Author: Steven R Cummings1,2, Stephen B Kritchevsky3
1 San Francisco Coordinating Center, California Pacific Medical Center Research Institute, San Francisco, CA, USA. firstname.lastname@example.org.
2 Departments of Epidemiology and Biostatistics, University of California, San Francisco, CA, USA. email@example.com.
3 Wake Forest University School of Medicine, Sticht Center for Health Aging and Alzheimer's Prevention, Wake Forest, NC, USA.
Date published: 2022 Oct 19
Other: Special Notes: doi: 10.1007/s11357-022-00671-8. , Word Count: 234
Treatments that target fundamental processes of aging are expected to delay several aging-related conditions simultaneously.

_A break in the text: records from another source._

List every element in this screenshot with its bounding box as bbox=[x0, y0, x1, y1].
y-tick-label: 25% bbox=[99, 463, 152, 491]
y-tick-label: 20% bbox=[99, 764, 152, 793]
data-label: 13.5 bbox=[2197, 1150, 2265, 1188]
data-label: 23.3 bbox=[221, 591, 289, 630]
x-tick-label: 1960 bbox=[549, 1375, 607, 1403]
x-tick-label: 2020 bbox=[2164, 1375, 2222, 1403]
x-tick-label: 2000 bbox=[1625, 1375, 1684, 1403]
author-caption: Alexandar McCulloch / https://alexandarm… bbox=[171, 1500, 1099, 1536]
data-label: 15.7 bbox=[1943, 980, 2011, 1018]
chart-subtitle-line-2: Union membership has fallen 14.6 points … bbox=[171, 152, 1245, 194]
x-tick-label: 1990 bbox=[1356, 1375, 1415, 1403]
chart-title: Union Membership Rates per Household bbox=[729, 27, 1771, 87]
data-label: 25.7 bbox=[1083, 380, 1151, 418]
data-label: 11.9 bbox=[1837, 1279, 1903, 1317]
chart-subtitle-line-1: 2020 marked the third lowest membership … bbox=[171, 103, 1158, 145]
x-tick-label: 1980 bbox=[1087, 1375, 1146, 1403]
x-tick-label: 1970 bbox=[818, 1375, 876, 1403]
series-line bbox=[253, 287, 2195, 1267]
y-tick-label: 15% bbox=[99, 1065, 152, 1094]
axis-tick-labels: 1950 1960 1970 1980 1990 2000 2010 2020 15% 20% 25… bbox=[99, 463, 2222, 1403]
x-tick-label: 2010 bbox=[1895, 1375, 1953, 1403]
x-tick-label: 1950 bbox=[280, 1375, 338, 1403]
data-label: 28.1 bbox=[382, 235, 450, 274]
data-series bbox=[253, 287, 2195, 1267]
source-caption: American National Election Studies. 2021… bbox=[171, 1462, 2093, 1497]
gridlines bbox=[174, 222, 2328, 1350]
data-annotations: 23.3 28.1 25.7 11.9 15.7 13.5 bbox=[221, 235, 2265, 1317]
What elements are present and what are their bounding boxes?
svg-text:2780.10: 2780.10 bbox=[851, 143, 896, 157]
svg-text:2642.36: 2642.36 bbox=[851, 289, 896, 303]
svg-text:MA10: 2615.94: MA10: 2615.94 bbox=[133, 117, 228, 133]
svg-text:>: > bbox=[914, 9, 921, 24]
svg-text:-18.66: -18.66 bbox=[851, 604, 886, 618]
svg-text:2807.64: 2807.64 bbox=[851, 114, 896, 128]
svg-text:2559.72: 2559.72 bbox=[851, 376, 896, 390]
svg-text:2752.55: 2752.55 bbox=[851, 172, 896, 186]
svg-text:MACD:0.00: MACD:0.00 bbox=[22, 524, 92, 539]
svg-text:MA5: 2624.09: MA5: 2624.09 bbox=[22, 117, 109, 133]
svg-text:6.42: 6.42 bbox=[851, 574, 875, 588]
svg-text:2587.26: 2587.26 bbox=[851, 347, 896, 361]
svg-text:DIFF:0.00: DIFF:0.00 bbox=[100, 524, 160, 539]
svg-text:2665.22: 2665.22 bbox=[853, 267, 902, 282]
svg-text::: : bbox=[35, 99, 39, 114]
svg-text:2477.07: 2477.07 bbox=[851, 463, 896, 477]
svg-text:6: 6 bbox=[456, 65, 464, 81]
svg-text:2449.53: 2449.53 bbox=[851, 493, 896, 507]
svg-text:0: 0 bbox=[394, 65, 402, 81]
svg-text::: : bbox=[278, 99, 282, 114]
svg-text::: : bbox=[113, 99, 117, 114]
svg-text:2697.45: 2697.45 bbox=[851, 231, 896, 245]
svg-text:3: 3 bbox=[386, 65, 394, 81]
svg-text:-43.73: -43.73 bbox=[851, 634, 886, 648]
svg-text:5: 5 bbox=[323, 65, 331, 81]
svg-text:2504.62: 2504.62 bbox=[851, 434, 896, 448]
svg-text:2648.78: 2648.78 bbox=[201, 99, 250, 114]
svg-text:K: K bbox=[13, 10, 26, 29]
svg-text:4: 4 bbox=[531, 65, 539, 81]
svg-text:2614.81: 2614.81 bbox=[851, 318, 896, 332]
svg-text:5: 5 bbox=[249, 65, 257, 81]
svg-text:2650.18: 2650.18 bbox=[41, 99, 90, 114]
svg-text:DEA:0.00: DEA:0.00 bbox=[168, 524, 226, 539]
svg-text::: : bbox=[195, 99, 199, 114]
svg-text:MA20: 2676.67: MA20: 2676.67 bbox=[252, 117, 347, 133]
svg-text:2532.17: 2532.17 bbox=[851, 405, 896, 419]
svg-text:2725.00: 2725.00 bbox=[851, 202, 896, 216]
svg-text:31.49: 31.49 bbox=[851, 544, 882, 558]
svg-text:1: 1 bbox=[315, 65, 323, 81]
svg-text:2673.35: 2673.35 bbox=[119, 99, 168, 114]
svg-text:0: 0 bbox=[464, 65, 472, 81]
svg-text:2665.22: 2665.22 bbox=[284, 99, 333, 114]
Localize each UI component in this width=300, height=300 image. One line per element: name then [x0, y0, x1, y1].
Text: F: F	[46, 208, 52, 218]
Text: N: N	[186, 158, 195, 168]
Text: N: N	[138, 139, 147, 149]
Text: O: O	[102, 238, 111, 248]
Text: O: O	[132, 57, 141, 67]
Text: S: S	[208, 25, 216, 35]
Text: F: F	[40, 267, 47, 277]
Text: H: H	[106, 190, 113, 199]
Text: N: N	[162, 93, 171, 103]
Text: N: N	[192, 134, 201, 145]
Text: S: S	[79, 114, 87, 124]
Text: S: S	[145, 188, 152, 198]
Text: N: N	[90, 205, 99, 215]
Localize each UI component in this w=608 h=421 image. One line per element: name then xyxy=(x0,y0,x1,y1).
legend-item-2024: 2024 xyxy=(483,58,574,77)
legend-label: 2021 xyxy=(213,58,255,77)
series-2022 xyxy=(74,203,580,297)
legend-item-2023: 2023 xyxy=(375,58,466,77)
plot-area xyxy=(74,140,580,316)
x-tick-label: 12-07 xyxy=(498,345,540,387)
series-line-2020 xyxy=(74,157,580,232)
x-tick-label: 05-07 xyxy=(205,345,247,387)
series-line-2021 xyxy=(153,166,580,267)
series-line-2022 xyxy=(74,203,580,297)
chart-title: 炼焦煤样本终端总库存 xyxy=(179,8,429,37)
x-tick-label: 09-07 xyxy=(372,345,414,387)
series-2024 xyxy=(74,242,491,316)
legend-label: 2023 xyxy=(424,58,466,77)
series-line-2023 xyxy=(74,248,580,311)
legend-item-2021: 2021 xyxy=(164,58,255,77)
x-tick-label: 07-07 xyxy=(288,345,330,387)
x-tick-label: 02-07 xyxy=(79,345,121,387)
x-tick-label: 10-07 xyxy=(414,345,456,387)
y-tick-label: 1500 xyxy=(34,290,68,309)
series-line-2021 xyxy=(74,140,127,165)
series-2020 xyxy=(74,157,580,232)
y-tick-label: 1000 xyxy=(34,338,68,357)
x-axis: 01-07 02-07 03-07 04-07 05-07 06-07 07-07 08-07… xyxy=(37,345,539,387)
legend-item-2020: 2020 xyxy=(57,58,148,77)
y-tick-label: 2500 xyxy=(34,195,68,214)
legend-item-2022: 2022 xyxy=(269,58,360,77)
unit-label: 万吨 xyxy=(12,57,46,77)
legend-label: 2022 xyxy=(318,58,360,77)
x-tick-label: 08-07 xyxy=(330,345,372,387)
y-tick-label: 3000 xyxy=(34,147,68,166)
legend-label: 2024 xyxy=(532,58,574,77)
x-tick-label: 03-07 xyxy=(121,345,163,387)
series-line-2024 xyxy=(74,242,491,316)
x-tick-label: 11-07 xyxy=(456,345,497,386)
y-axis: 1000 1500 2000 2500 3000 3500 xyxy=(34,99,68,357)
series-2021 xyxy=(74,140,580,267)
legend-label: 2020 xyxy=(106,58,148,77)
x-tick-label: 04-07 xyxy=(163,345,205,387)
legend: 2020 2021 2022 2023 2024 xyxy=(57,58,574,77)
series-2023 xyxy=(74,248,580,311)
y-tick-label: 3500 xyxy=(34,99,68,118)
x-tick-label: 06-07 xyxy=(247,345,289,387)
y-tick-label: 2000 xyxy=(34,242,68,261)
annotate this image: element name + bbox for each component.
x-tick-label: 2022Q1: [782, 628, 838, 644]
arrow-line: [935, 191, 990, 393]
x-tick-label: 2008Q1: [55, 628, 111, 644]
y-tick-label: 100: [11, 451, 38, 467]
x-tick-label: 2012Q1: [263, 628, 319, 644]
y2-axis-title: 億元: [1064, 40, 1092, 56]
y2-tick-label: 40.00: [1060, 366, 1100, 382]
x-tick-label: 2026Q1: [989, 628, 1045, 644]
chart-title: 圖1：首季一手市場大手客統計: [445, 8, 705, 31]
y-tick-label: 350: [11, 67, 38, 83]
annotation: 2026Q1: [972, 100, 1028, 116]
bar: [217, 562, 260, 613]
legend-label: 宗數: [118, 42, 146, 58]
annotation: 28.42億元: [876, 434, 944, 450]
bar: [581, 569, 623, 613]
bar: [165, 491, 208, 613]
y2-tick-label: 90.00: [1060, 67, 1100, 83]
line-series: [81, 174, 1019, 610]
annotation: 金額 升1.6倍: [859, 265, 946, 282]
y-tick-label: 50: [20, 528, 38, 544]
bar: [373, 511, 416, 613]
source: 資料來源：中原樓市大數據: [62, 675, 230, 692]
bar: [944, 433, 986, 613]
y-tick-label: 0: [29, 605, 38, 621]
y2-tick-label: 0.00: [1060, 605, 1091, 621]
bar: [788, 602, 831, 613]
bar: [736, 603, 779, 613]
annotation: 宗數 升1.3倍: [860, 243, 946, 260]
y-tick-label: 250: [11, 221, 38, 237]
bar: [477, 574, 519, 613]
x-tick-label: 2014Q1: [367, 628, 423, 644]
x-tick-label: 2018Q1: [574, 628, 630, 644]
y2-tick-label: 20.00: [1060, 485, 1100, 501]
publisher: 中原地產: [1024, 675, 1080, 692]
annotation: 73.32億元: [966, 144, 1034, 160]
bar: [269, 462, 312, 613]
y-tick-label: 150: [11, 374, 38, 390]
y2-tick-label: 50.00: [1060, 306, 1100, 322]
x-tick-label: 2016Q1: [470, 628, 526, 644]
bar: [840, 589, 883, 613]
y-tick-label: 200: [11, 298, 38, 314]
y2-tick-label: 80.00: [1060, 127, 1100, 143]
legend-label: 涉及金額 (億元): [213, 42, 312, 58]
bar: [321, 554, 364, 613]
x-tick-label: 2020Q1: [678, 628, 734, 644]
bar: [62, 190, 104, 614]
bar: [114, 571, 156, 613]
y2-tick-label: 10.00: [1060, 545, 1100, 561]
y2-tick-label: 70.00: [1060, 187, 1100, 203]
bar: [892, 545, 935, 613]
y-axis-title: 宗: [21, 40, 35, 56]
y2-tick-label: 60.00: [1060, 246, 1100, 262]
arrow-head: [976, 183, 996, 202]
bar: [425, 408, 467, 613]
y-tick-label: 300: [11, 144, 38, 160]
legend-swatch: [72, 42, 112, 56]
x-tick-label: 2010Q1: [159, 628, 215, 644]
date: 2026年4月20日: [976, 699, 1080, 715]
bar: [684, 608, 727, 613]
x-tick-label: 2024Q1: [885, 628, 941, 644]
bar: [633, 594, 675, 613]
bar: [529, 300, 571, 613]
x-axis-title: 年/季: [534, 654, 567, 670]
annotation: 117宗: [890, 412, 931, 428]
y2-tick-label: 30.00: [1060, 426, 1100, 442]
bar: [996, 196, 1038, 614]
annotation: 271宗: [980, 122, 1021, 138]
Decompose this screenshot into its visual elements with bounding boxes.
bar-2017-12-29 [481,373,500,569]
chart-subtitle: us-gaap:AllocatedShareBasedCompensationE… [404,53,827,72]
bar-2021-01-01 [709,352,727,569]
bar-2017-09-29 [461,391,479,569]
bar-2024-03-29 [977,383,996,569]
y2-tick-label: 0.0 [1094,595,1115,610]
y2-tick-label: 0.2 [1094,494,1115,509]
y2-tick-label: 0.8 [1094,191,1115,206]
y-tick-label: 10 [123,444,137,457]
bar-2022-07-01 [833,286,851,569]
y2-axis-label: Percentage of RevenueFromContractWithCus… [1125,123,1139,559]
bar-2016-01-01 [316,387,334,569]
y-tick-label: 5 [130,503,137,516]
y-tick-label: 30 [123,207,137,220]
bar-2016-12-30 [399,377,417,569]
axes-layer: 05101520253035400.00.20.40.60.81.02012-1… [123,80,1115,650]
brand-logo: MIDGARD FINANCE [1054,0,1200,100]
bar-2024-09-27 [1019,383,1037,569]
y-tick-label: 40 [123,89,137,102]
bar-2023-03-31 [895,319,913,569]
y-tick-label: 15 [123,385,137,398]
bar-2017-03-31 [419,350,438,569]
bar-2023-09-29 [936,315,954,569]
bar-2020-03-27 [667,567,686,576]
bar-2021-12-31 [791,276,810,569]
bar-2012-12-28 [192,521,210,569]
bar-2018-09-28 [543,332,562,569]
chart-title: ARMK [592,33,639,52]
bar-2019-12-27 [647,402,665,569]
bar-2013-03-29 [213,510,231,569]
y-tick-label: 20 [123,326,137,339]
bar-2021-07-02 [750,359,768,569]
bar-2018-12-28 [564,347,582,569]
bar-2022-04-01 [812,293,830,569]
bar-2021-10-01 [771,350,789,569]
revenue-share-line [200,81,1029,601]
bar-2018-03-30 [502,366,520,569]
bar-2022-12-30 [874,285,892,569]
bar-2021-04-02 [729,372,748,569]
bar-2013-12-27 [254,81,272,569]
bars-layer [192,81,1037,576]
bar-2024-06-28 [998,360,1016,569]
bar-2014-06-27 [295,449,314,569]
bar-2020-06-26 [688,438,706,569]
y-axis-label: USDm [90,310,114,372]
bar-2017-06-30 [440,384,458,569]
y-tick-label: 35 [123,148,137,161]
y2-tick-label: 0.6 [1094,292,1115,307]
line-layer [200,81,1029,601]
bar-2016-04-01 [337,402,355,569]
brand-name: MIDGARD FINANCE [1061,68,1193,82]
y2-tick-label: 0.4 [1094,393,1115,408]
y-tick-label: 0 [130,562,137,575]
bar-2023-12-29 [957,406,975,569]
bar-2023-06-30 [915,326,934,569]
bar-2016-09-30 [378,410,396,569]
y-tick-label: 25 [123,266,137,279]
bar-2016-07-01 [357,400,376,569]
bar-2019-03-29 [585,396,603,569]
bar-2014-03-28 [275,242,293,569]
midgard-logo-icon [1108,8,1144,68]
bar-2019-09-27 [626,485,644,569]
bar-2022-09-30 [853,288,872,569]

Testing the efficacy of these treatments for potential anti-aging benefits will require clinical trials with endpoints that reflect the potential benefits of slowing processes of aging. There are several potential types of endpoints to capture the benefits of slowing a process of aging, and a consensus is needed to standardize and compare the results of these trials and to guide the analysis of observational data to support trial planning. Using biomarkers instead of clinical outcomes would substantially reduce the size and the duration of clinical trials. This requires validation of surrogate markers showing that treatment induced change in the marker reliably predicts the magnitude of change in the clinical outcome. The surrogate marker must also reflect the biological mechanism for the effect of treatment on the clinical outcome. "Biological age" is a superficially attractive marker for such trials. However, it is essential to establish that treatment induced change in biological age reliably predict the magnitude of benefits in the clinical outcome. Reaching consensus on clinical outcomes for geroscience trials and then validating potential surrogate biomarkers requires time, effort, and coordination that will be worthwhile to develop surrogate outcomes that can be trusted to efficiently test the value of many anti-aging treatments under development.
Keywords: Biological age; Clinical trials; Epigenetic age; Geroscience; Surrogate marker.